Manzur e Insaurralde tienen, en la nación y en la principal provincia del país, una sola misión: revertir los resultados de las primarias en las elecciones generales del 14 de noviembre. Como sea. ¿También con fraude? Es lo que teme la oposición, que hace seis años denunció a Manzur por haber ganado la gobernación de Tucumán manipulando el recuento de votos.

El kirchnerismo relanzó su campaña con esta nueva dirección. El proselitismo tiene dos ejes. Uno es identificar a quienes han recibido alguna ayuda social y no fueron a votar, para que la próxima vez no se ausenten. El otro es distribuir beneficios materiales. La Argentina asiste hoy a un festival de gasto público. El gobierno regala bicicletas, heladeras, cocinas, comida o, con mayor practicidad, entrega dinero en efectivo, como sucede en la provincia de Manzur. Además, se disponen medidas que mejoren los ingresos: aumentos de subsidios, jubilaciones, salarios del sector público o rebaja en los mínimos a partir de los cuales se pagan los impuestos.

Es difícil saber si con estas iniciativas Cristina Kirchner logrará dar vuelta su derrota. Lo que sí está asegurado es que su estrategia de campaña agravará un desequilibrio fiscal que ya presenta magnitudes inquietantes y que se financia en gran medida con emisión monetaria. Son deformaciones que se verán con mayor nitidez después de los comicios, cuando el Gobierno deba negociar un programa con el Fondo Monetario Internacional. Todo lo que le acerca al peronismo a recuperar votos, le aleja de ese acuerdo con el Fondo. Dicho de otro modo: los niveles de expansión fiscal y monetaria a los que conduce el proselitismo están en proporción directa con el ajuste que debería realizarse para pactar con ese organismo multilateral. Para entender el dramatismo de la situación hay que recordar que el país se endeudó con el Fondo en 57.000 millones de dólares: el mayor préstamo que otorgó esa institución en toda su historia. La Argentina no está en condiciones de saldar ese compromiso sin una renegociación de los vencimientos. Y es imposible renegociar esos vencimientos sin un programa de ajuste.

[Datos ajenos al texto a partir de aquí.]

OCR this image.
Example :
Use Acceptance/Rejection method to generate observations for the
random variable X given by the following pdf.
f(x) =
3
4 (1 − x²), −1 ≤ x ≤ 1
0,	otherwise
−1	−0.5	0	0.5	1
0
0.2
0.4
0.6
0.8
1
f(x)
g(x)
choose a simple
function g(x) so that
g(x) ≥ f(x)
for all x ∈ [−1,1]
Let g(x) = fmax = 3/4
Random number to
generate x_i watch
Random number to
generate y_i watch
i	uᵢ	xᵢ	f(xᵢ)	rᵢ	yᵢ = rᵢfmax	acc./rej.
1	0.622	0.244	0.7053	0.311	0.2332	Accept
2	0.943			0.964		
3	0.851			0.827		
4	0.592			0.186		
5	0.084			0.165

Cristina Kirchner está ante una gran encrucijada, gane o pierda las elecciones de noviembre. Ya modificó el rumbo de su política forzando al Gobierno de Fernández a someterse a un gerente de derecha. Después deberá decidir si completa esa maniobra aceptando dolorosas restricciones económicas. Del relato progre y distribucionista sólo está quedando el reparto de heladeras. Es la pesadilla de un populismo sin plata.